Once the initial registry was established in January 2002, HealthPartners began sending monthly supplemental claims input. Within two weeks, updated registries were available online, and monthly updates identified new, potentially high-risk members. HealthPartners also has the option to add individuals referred by physicians, case managers, home care providers or members themselves.

The registry and associated data are available to HealthPartners' outpatient case managers online via an ASP model. StatusOne trained all case managers on the use of the system.

HealthPartners' outpatient case management nurses call each member on the registry. Using specialized training on motivational interviewing, they engage and assess the members and assign them to a StatusOne acuity level, from likely to be hospitalized within the next three months to beyond two years (Figure 2).

Nurse case managers rely on their clinical experience, critical thinking skills and training to assign acuity levels based on the patient's utilization history, the health screening they conduct with the patient, and their analysis of the current clinical and social situation of the patient. Case managers also ask members to rate their own general health and functional status from "1" (poor) to "5" (excellent).
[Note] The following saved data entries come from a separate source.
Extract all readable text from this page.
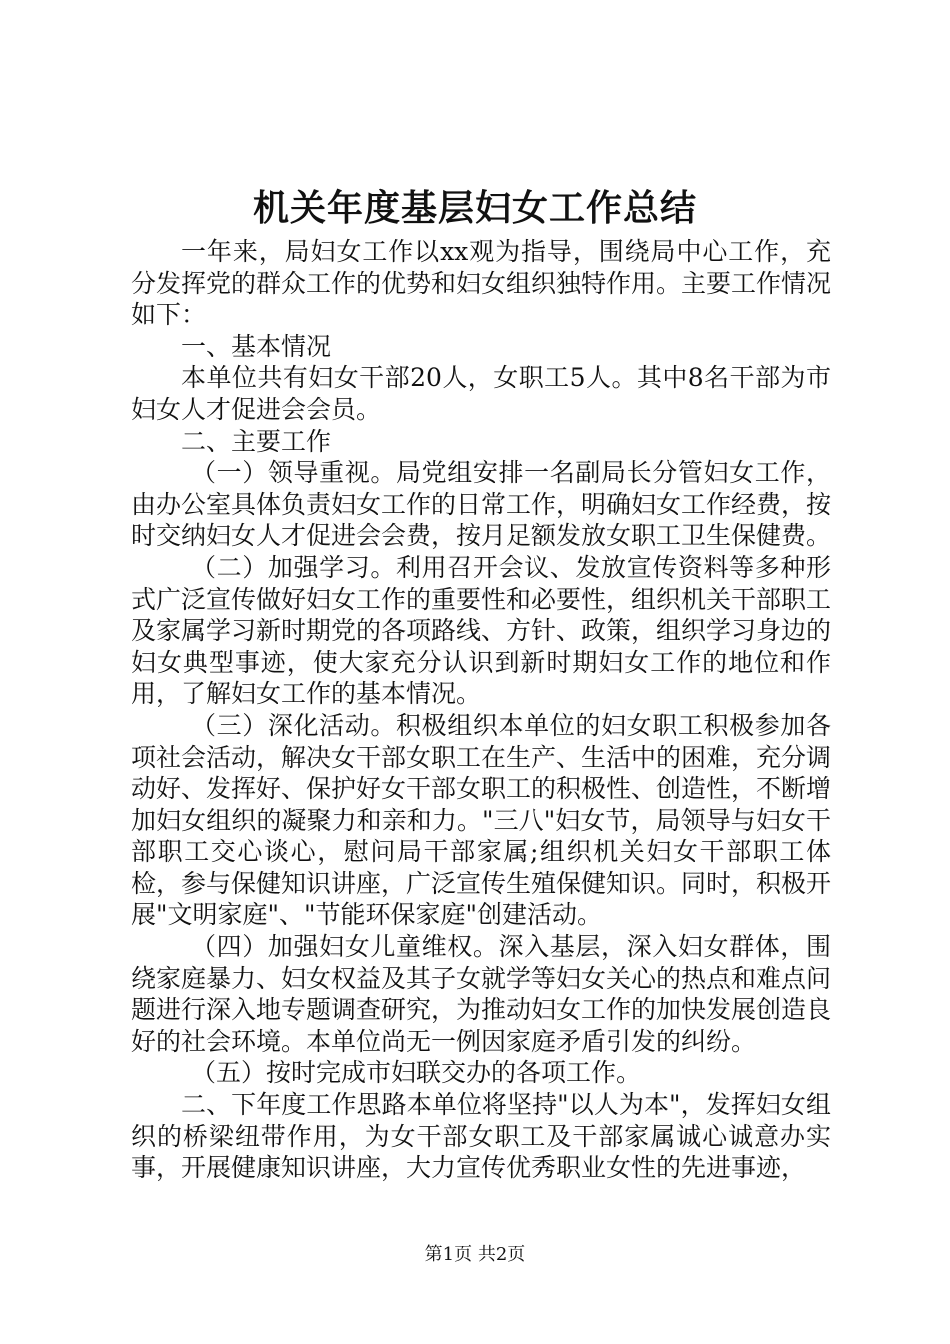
机关年度基层妇女工作总结

一年来，局妇女工作以xx观为指导，围绕局中心工作，充分发挥党的群众工作的优势和妇女组织独特作用。主要工作情况如下：

一、基本情况

本单位共有妇女干部20人，女职工5人。其中8名干部为市妇女人才促进会会员。

二、主要工作

（一）领导重视。局党组安排一名副局长分管妇女工作，由办公室具体负责妇女工作的日常工作，明确妇女工作经费，按时交纳妇女人才促进会会费，按月足额发放女职工卫生保健费。

（二）加强学习。利用召开会议、发放宣传资料等多种形式广泛宣传做好妇女工作的重要性和必要性，组织机关干部职工及家属学习新时期党的各项路线、方针、政策，组织学习身边的妇女典型事迹，使大家充分认识到新时期妇女工作的地位和作用，了解妇女工作的基本情况。

（三）深化活动。积极组织本单位的妇女职工积极参加各项社会活动，解决女干部女职工在生产、生活中的困难，充分调动好、发挥好、保护好女干部女职工的积极性、创造性，不断增加妇女组织的凝聚力和亲和力。"三八"妇女节，局领导与妇女干部职工交心谈心，慰问局干部家属;组织机关妇女干部职工体检，参与保健知识讲座，广泛宣传生殖保健知识。同时，积极开展"文明家庭"、"节能环保家庭"创建活动。

（四）加强妇女儿童维权。深入基层，深入妇女群体，围绕家庭暴力、妇女权益及其子女就学等妇女关心的热点和难点问题进行深入地专题调查研究，为推动妇女工作的加快发展创造良好的社会环境。本单位尚无一例因家庭矛盾引发的纠纷。

（五）按时完成市妇联交办的各项工作。

二、下年度工作思路本单位将坚持"以人为本"，发挥妇女组织的桥梁纽带作用，为女干部女职工及干部家属诚心诚意办实事，开展健康知识讲座，大力宣传优秀职业女性的先进事迹，

第1页 共2页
They initiate interventions and calibrate the frequency of member contacts and reassessments based on these acuity and functional status levels.

Managing Risk

Each month, about 2,500 highrisk members are in active outpatient case management. The CareLink system provides the working tools for designing and implementing care plans, including software tools to track action plans, enter input from consults and access resources. The application also includes outcomes metrics that encompass both process measures and utilization outcomes, available at several levels of summarization.

Nurse case managers use the system to formulate a health action plan with each high-risk member. The plan summarizes particular goals that the individual member believes are most important and to which he or she is committed. The nurses inform primary care physicians when one of their members is enrolled in case management, discuss physicians' views and plans for care, and then share significant findings from their conversations with and assessments of patients.